Probably as an overreaction to compensate for its period of sin during the railroad boom days, Silverdale had metamorphosed into a "fundamental community" centered around two churches: Methodist and Baptist. We were Methodist.
There was no straddling: you were either one of us or you weren't. Catholics weren't. Democrats weren't. Baptists barely were. All such people were transgressors of our ideological domain and tolerated at best. Ours was the true religion, not to be improved upon or tampered with. I was glad we belonged to the Methodist and not the Baptist variety because Methodist's were God's preference, I knew.
This assumption was verified some time later when lightning struck the Baptist church and burned it to the ground. Those poor Baptists were so destitute they couldn't rebuild, so they joined us Methodists. It must have been bitter gall to pay for getting into God's favored congregation. I suspect we held an ill-concealed smugness toward our less fortunate brethren. They were never granted full membership. They had initially cast their lot with the Baptists when they could have chose to be Methodists. That choice demonstrated some inherent basic fault of character.
In Sunday school, we children sang, "I'll be a sunbeam for Jesus." As I sang, my heart would swell with pride, for I was going to do something wonderful for Jesus. I was on the right track. I was a little True Believer.
In this small, closed society of fundamentalism, sin was largely, almost wholly, relegated to the closet. Surely it existed, but nowhere was it visible. Mental illness and alcoholism, both taints on family character, were out of sight. We children never thought to ask whether other families had any crazy people or drunks hidden away. I assumed that everything and every one was normal, other than those democrats, Catholics and yes, even the Baptists.
The official function of our church was the salvation of our immortal souls. Probably not recognized as such, its primary social function was providing a meeting place for the regular interaction of its members. For many, those church gatherings were the only opportunity to meet and talk with persons outside their immediate families and farms.

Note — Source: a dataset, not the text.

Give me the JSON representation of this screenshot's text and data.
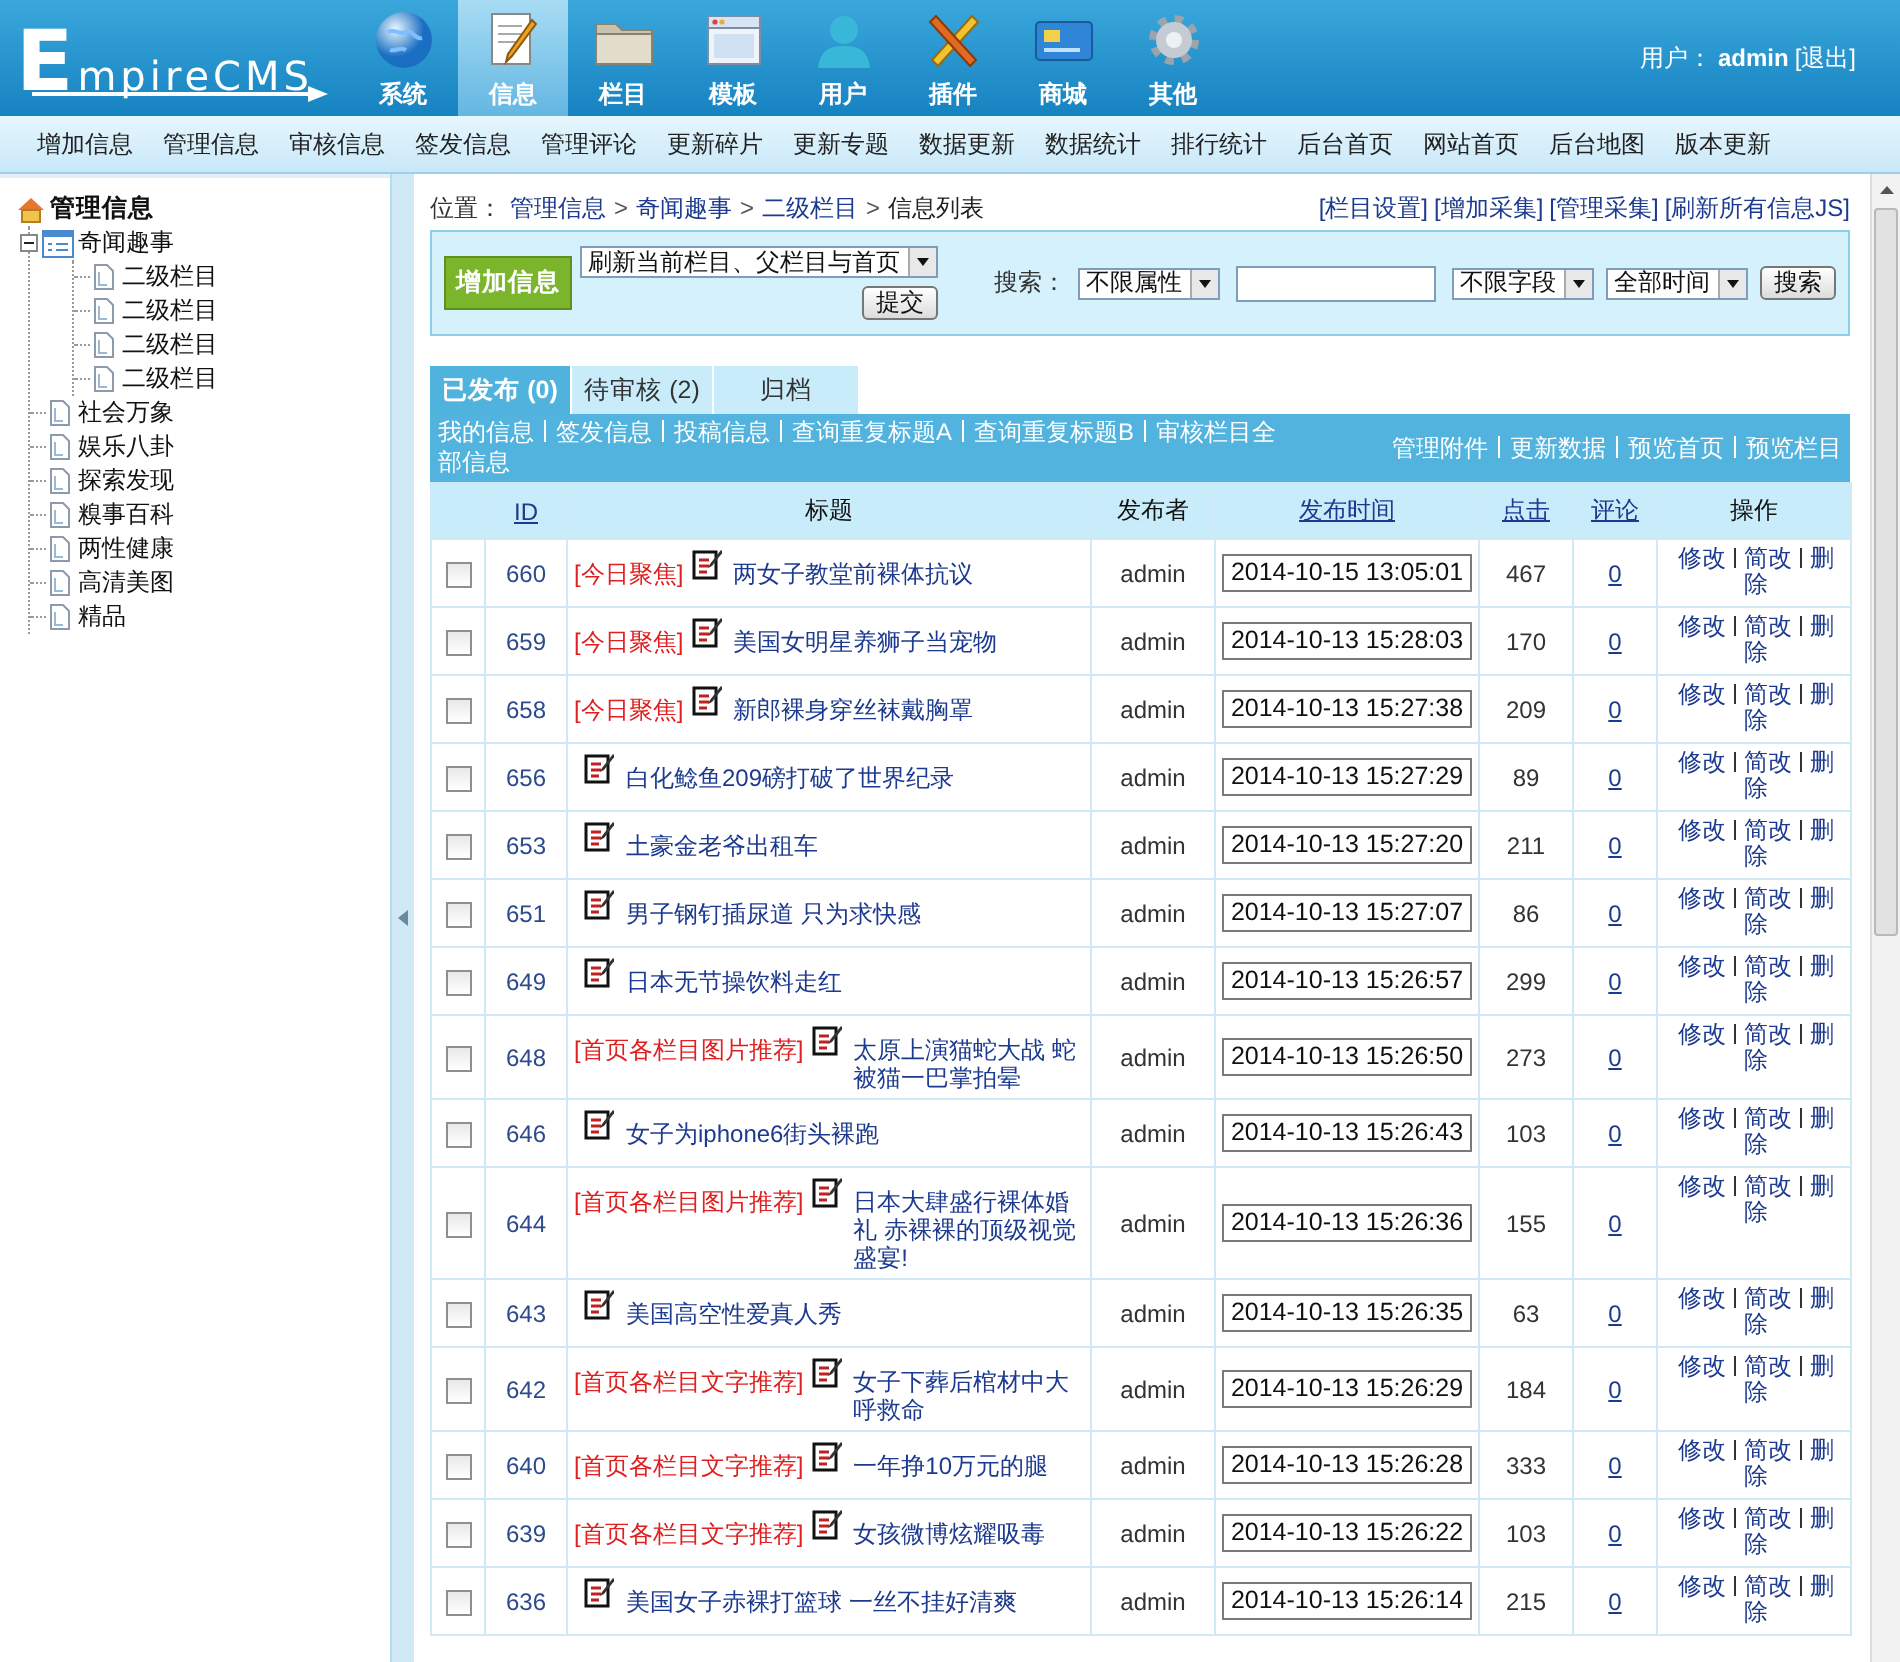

Born into this social environment, my early concepts of the world about me were being formed -- ingrained concepts and feelings which I have had to deal with all my life. It included the ethic of hard work and sobriety, part and parcel of the Protestant Ethic, which was certainly a pragmatic quality in quasi-frontier society. However, if I had it to do all over, I would have preferred a bit less fundamentalism, with its heavy emphasis on the negative aspects of Christianity.

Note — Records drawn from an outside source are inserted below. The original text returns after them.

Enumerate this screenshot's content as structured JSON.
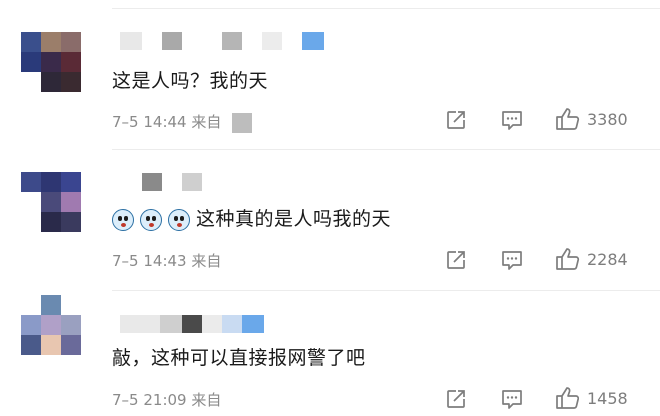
{
  "comments": [
    {
      "text": "这是人吗？我的天",
      "emoji_icons": [],
      "time": "7–5 14:44",
      "source_prefix": "来自",
      "like_count": "3380",
      "share_icon": "share-icon",
      "reply_icon": "reply-icon",
      "like_icon": "thumbs-up-icon"
    },
    {
      "text": "这种真的是人吗我的天",
      "emoji_icons": [
        "shocked-face-icon",
        "shocked-face-icon",
        "shocked-face-icon"
      ],
      "time": "7–5 14:43",
      "source_prefix": "来自",
      "like_count": "2284",
      "share_icon": "share-icon",
      "reply_icon": "reply-icon",
      "like_icon": "thumbs-up-icon"
    },
    {
      "text": "敲，这种可以直接报网警了吧",
      "emoji_icons": [],
      "time": "7–5 21:09",
      "source_prefix": "来自",
      "like_count": "1458",
      "share_icon": "share-icon",
      "reply_icon": "reply-icon",
      "like_icon": "thumbs-up-icon"
    }
  ],
  "colors": {
    "text": "#1a1a1a",
    "meta": "#8a8a8a",
    "icon": "#7d7d7d",
    "divider": "#ececec",
    "mosaic_name_accent": "#5aa0e8"
  }
}
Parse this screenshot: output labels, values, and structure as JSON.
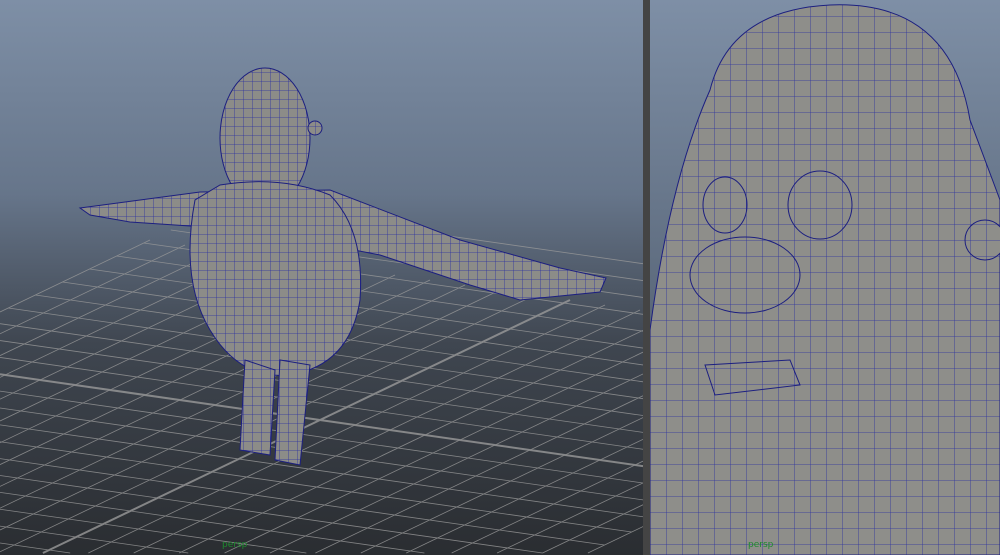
{
  "viewports": [
    {
      "name": "left-perspective-viewport",
      "camera_label": "persp"
    },
    {
      "name": "right-closeup-viewport",
      "camera_label": "persp"
    }
  ],
  "colors": {
    "wireframe": "#2a2fa0",
    "mesh": "#8e8e8a",
    "grid": "#9a9a9a",
    "label": "#1e8a2e"
  }
}
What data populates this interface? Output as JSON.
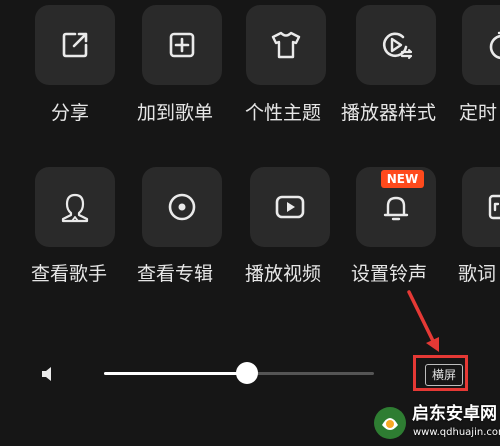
{
  "menu": {
    "row1": [
      {
        "label": "分享",
        "icon": "share-icon"
      },
      {
        "label": "加到歌单",
        "icon": "add-to-playlist-icon"
      },
      {
        "label": "个性主题",
        "icon": "theme-shirt-icon"
      },
      {
        "label": "播放器样式",
        "icon": "player-style-icon"
      },
      {
        "label": "定时",
        "icon": "timer-icon"
      }
    ],
    "row2": [
      {
        "label": "查看歌手",
        "icon": "singer-icon"
      },
      {
        "label": "查看专辑",
        "icon": "album-icon"
      },
      {
        "label": "播放视频",
        "icon": "video-play-icon"
      },
      {
        "label": "设置铃声",
        "icon": "ringtone-bell-icon",
        "badge": "NEW"
      },
      {
        "label": "歌词",
        "icon": "lyrics-icon"
      }
    ]
  },
  "volume": {
    "icon": "volume-icon",
    "level": 0.53
  },
  "landscape_button": {
    "label": "横屏"
  },
  "watermark": {
    "title": "启东安卓网",
    "url": "www.qdhuajin.com"
  },
  "colors": {
    "background": "#161616",
    "tile": "#2a2a2a",
    "badge": "#ff4a1c",
    "highlight": "#e53935",
    "slider_fill": "#ffffff",
    "slider_track": "#555555"
  }
}
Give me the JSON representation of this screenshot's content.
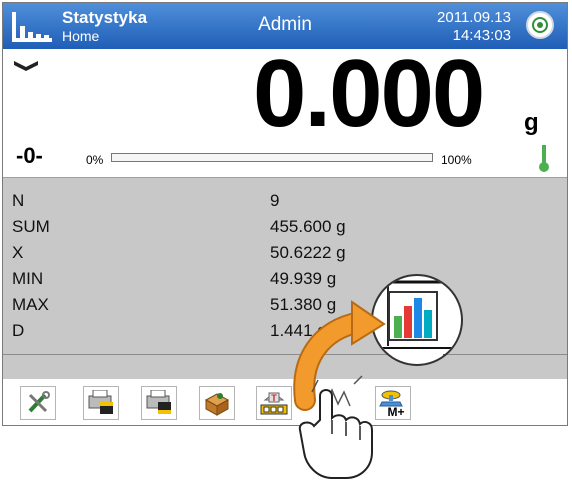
{
  "header": {
    "title": "Statystyka",
    "subtitle": "Home",
    "user": "Admin",
    "date": "2011.09.13",
    "time": "14:43:03"
  },
  "display": {
    "weight": "0.000",
    "unit": "g",
    "zero_indicator": "-0-",
    "bar_min_label": "0%",
    "bar_max_label": "100%",
    "bar_fill_percent": 0
  },
  "stats": [
    {
      "key": "N",
      "value": "9"
    },
    {
      "key": "SUM",
      "value": "455.600 g"
    },
    {
      "key": "X",
      "value": "50.6222 g"
    },
    {
      "key": "MIN",
      "value": "49.939 g"
    },
    {
      "key": "MAX",
      "value": "51.380 g"
    },
    {
      "key": "D",
      "value": "1.441 g"
    }
  ],
  "toolbar": {
    "buttons": [
      "settings-tools-icon",
      "print-header-icon",
      "print-footer-icon",
      "database-box-icon",
      "tare-icon",
      "statistics-add-icon"
    ],
    "m_plus_label": "M+",
    "tare_label": "T"
  },
  "colors": {
    "header_top": "#4f8fda",
    "header_bottom": "#1f5eb6",
    "stats_bg": "#c8c8c8",
    "arrow": "#f39a2c"
  }
}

At about six or seven (1917 or 1918) I started being "saved" every year at the annual revival. The constant threat of hell was held over our heads, taking much joy out of our lives. The statistical probability of ending up in down there was given such heavy emphasis that even at that early age I could estimate the high probability of all that bad news. The preacher went to great lengths explaining how hot hell was going to be and how long eternity was. The probability of ending up in that amount of heat, for that length of time was staggering. It was easy enough for those evangelists to get me to the altar.
With such a preponderance of heavy negativism, I failed to catch the viewpoint of the "good news" of the Gospel. The bad news was so overwhelming.